A Glenavon community hub is fostering connections through a united interest in growing vegetables. Last September, Tevita and his mother Annuncia were one of 30 families who signed up to the Glenavon community hub, helping rake leaves and build a raised garden bed. Since then, Tevita has returned weekly, learning different plant species, how to grow vegetables and most recently, installing a number of garden beds at his family’s home
The Glenavon Backyard Garden Project supports the Glenavon community to both discover and nurture their passion for gardening through not only providing sustenance for the gardeners but for the wider community. Hub Coordinator, Eva Wongchiu, explains.
“Gardening teaches lessons beyond the fundamentals of how to grow and harvest vegetables. Earlier this year, while harvesting from the Hub garden, Tevita discovered a large marrow. Rather than keep it for himself he offered the marrow to a family in the community.
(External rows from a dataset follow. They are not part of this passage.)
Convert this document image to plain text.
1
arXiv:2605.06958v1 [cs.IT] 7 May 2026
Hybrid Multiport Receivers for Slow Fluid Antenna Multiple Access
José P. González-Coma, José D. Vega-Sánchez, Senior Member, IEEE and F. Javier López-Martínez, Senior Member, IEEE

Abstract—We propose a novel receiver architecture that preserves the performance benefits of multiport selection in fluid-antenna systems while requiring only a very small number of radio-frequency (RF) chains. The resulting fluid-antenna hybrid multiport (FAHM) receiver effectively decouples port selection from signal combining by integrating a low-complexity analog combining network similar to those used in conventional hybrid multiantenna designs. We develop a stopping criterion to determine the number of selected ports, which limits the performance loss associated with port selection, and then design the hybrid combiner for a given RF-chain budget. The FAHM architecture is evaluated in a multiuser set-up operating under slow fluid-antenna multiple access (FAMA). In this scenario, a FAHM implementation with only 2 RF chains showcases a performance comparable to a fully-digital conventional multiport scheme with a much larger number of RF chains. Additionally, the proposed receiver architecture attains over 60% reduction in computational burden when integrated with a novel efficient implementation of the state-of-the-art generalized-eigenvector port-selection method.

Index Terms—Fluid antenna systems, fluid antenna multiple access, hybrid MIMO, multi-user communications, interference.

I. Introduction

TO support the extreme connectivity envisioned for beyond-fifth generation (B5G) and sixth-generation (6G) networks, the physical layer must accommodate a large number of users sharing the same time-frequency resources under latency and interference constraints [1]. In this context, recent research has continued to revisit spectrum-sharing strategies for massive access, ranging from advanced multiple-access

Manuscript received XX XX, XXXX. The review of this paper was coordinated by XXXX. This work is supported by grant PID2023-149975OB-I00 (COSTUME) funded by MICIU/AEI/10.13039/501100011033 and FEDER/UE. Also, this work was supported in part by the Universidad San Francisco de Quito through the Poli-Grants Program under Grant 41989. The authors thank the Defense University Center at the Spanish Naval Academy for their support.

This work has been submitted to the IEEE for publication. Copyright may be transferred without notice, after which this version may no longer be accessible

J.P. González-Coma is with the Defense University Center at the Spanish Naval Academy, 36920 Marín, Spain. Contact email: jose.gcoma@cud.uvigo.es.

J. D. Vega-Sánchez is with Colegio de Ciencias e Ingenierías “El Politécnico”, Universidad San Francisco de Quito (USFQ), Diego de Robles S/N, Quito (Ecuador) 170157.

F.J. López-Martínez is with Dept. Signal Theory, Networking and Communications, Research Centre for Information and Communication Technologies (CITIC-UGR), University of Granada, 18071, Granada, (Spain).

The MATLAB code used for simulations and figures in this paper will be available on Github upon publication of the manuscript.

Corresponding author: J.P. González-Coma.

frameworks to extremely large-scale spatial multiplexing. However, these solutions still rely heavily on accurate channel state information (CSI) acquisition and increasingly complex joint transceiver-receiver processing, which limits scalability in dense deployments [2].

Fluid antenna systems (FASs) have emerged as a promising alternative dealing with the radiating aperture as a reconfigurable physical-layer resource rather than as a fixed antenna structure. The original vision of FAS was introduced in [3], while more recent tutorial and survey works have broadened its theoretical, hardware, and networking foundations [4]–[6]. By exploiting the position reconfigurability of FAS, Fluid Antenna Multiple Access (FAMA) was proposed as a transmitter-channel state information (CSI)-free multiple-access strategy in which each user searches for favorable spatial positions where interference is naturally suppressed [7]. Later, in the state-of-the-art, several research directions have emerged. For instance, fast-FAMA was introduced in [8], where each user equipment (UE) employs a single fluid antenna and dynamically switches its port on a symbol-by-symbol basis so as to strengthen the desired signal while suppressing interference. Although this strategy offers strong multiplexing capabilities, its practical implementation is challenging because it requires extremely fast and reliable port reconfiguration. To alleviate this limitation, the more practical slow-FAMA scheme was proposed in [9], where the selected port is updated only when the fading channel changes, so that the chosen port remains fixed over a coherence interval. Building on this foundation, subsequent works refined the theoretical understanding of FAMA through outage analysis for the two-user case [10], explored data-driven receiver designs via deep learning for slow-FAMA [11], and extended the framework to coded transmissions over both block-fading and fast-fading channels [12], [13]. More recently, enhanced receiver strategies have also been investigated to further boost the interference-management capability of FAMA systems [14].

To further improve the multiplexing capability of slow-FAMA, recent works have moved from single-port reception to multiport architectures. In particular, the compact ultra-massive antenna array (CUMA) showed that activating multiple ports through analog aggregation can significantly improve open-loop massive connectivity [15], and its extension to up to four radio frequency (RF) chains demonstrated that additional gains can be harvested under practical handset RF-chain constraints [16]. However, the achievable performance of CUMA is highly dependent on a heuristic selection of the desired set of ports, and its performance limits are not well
It was a joyful experience for everyone.”
“The gardening and compost workshops provided at the hub were not only a stepping point for families to start developing their gardening knowledge, but also helped establishing connections between the community and new members.”
In early January, Tevita was introduced to garden volunteer, Richard Stirling, and the pair have since banded together, with Richard taking on the role as Tevita’s gardening mentor.
More recently, the pair set the lofty goal of building raised garden beds at Tevita’s family home. After spending hours removing concrete slabs, clearing debris and weeds, Tevita and Richard are now ready for the next stage of protecting the gardens from chickens and pūkeko before planting new crops.
Tevita says the best thing about gardening is being able to bring home the vegetables for his family.
“Gardening is cool because it’s my first time gardening and I get to learn how to do it with other people.”
Healthy Families Waitākere Systems Innovator, Michele Eickstaedt, says community garden hubs are uniquely positioned to grow a community’s sense of connectedness and belonging.
“The Glenavon Community Hub serves a small, ethnically diverse community of around 6,500 people, about 500 households located in between Blockhouse Bay and Avondale. It’s the heart of the community, making a real difference to the people who live here.
We understand garden hubs to be unique places which not only benefit health and wellbeing, but also build community connection, enhance life skills and build local sustainability and resilience.
Through the generosity of gardening volunteers, Tevita and children like him are learning a life skill so one day, they can build their own community garden, and pass this skill on to the next generation.”
Since 2016, Healthy Families Waitākere has supported the Backyard Garden Project in the development of nearly 200 garden hubs across West Auckland. The team have backboned the initiative through bringing key stakeholders together to collectively create greater impact for the community. Stakeholders include: Compost Collective, Community Waitakere, local gardening champions, schools, community hubs and Auckland Council.
Each garden hub is intentionally positioned in places where people spend their time including; childcare centres, schools, workplaces and parks. Each garden hub is equipped with the tools needed to deliver a range of gardening workshops to community, whilst also building neighbourhood connections.
Thanks to Auckland Council for providing funding to support the coordination and development of garden hubs across West Auckland.